Our flagship Basic Needs Trust Fund continues to deliver real results through income transfers, SME support, and grassroots empowerment projects especially for vulnerable communities.

We are also scaling up the Enhanced Country Poverty Assessments (ECPAs), a next-generation poverty analysis tool that goes beyond income to assess:

  • Health,
  • Education,
  • Housing,
  • Labour markets, and
  • Vulnerability to climate and disaster risks.

By combining GIS mapping, Participatory Poverty Assessments, and macro-socioeconomic diagnostics, the ECPA helps governments target social protection more precisely, reduce exclusion errors, and align policy with the lived realities of their people. This is the kind of integration we need, inclusive data, inclusive policies, inclusive growth.

ENHANCING OUR RISK PROFILE TO SERVE THE REGION

Finally, we know that we cannot call on you to become more resilient unless we are resilient ourselves. At CDB, we are taking bold steps to enhance our risk profile and operational readiness. Through the Exposure Exchange Agreement, we are unlocking new lending headroom, sharing risk with peer institutions and optimising our capital base.

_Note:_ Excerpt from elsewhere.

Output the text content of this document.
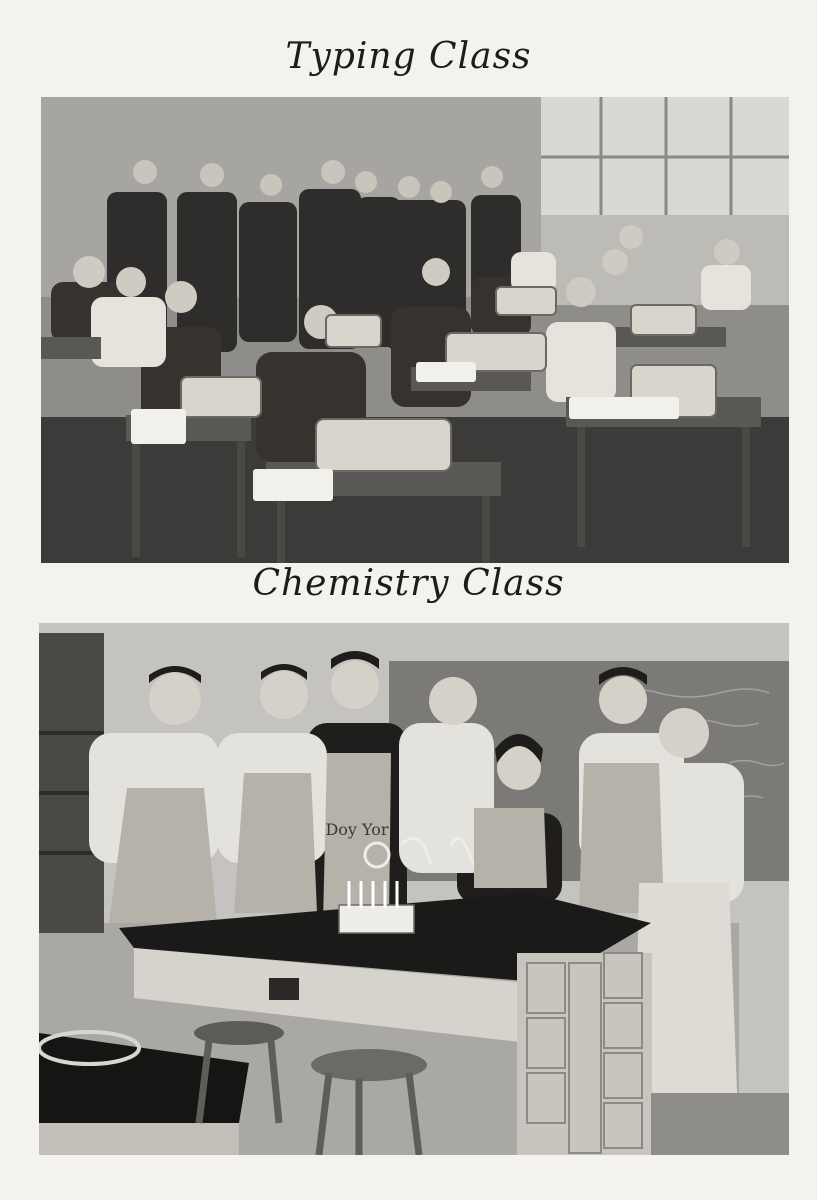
Typing Class
Chemistry Class
Doy Yor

And with the rollout of our Enterprise Risk Management Framework, we are embedding risk management into every corner of our operations, ensuring that risk is strategically governed across the institution.

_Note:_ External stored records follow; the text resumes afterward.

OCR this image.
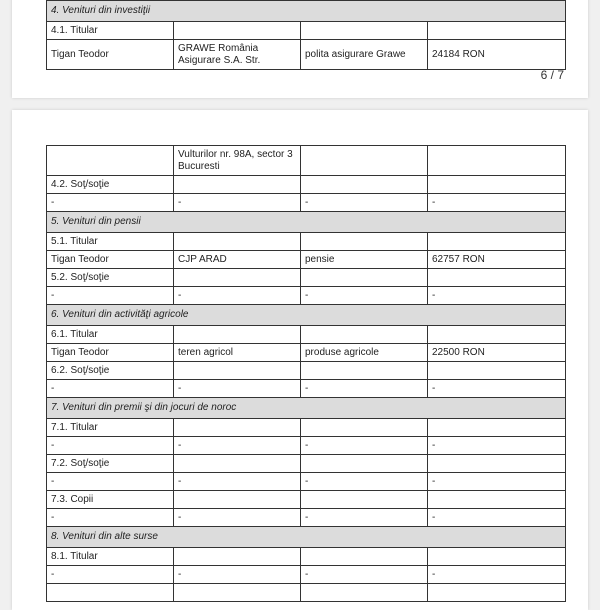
4. Venituri din investiţii			
4.1. Titular			
Tigan Teodor	GRAWE România Asigurare S.A. Str.	polita asigurare Grawe	24184 RON
6 / 7
	Vulturilor nr. 98A, sector 3 Bucuresti		
4.2. Soţ/soţie			
-	-	-	-
5. Venituri din pensii			
5.1. Titular			
Tigan Teodor	CJP ARAD	pensie	62757 RON
5.2. Soţ/soţie			
-	-	-	-
6. Venituri din activităţi agricole			
6.1. Titular			
Tigan Teodor	teren agricol	produse agricole	22500 RON
6.2. Soţ/soţie			
-	-	-	-
7. Venituri din premii şi din jocuri de noroc			
7.1. Titular			
-	-	-	-
7.2. Soţ/soţie			
-	-	-	-
7.3. Copii			
-	-	-	-
8. Venituri din alte surse			
8.1. Titular			
-	-	-	-
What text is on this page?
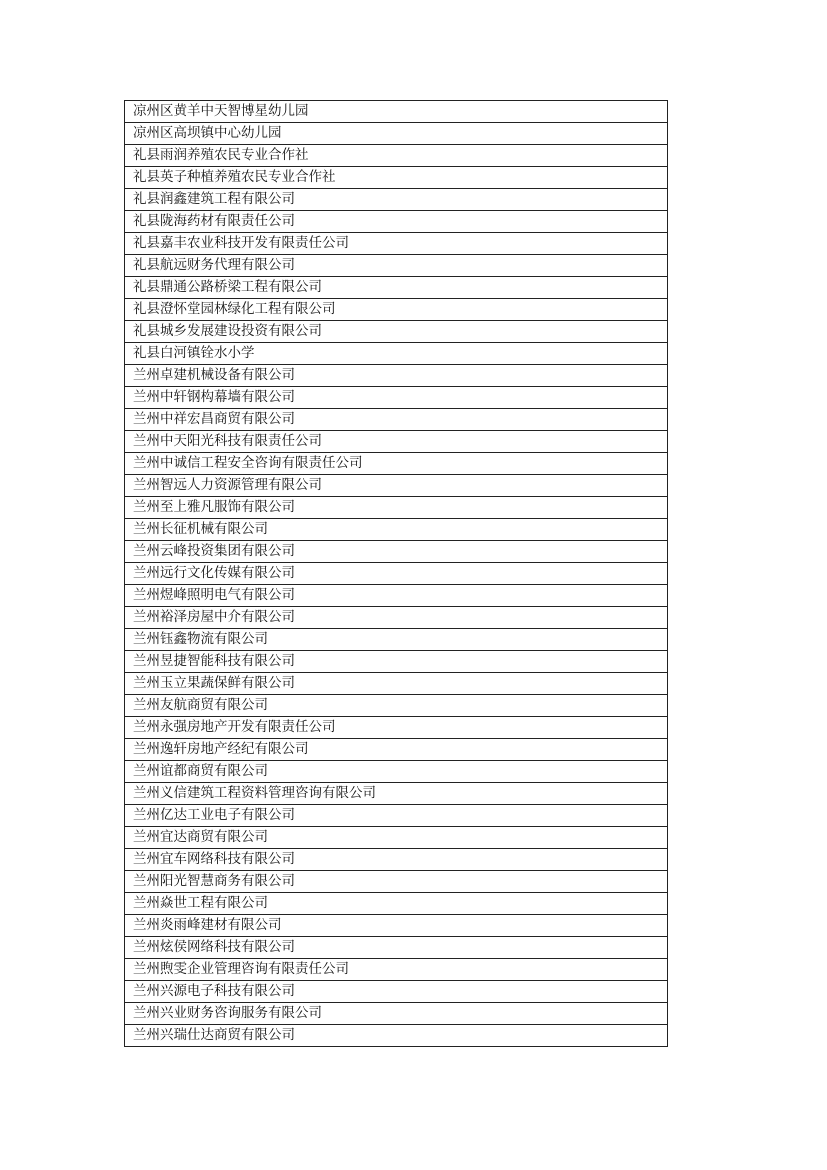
凉州区黄羊中天智博星幼儿园
凉州区高坝镇中心幼儿园
礼县雨润养殖农民专业合作社
礼县英子种植养殖农民专业合作社
礼县润鑫建筑工程有限公司
礼县陇海药材有限责任公司
礼县嘉丰农业科技开发有限责任公司
礼县航远财务代理有限公司
礼县鼎通公路桥梁工程有限公司
礼县澄怀堂园林绿化工程有限公司
礼县城乡发展建设投资有限公司
礼县白河镇铨水小学
兰州卓建机械设备有限公司
兰州中轩钢构幕墙有限公司
兰州中祥宏昌商贸有限公司
兰州中天阳光科技有限责任公司
兰州中诚信工程安全咨询有限责任公司
兰州智远人力资源管理有限公司
兰州至上雅凡服饰有限公司
兰州长征机械有限公司
兰州云峰投资集团有限公司
兰州远行文化传媒有限公司
兰州煜峰照明电气有限公司
兰州裕泽房屋中介有限公司
兰州钰鑫物流有限公司
兰州昱捷智能科技有限公司
兰州玉立果蔬保鲜有限公司
兰州友航商贸有限公司
兰州永强房地产开发有限责任公司
兰州逸轩房地产经纪有限公司
兰州谊都商贸有限公司
兰州义信建筑工程资料管理咨询有限公司
兰州亿达工业电子有限公司
兰州宜达商贸有限公司
兰州宜车网络科技有限公司
兰州阳光智慧商务有限公司
兰州焱世工程有限公司
兰州炎雨峰建材有限公司
兰州炫侯网络科技有限公司
兰州煦雯企业管理咨询有限责任公司
兰州兴源电子科技有限公司
兰州兴业财务咨询服务有限公司
兰州兴瑞仕达商贸有限公司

Colleagues, this is the role of your development bank as a partner in transformation driving a pathway for a future proofed Caribbean.

CLOSING

Our region has just drawn the curtain on CARIFESTA but let the spirit of our artists continue to lead us forward. The late Derek Walcott once wrote: “break a vase, and the love that reassembles the fragments is stronger than that love which took its symmetry for granted when it was whole.” The Caribbean has known fragmentation of geography, of history, of development pathways. But our true strength lies in how we choose to reassemble those fragments: with love, intention, and a shared resolve.

Let this conference be such a moment. A moment of reassembling. Of bold integration. And of Caribbean resolve. In the face of these mounting risks, together, we will build a Caribbean that thrives and leads the world.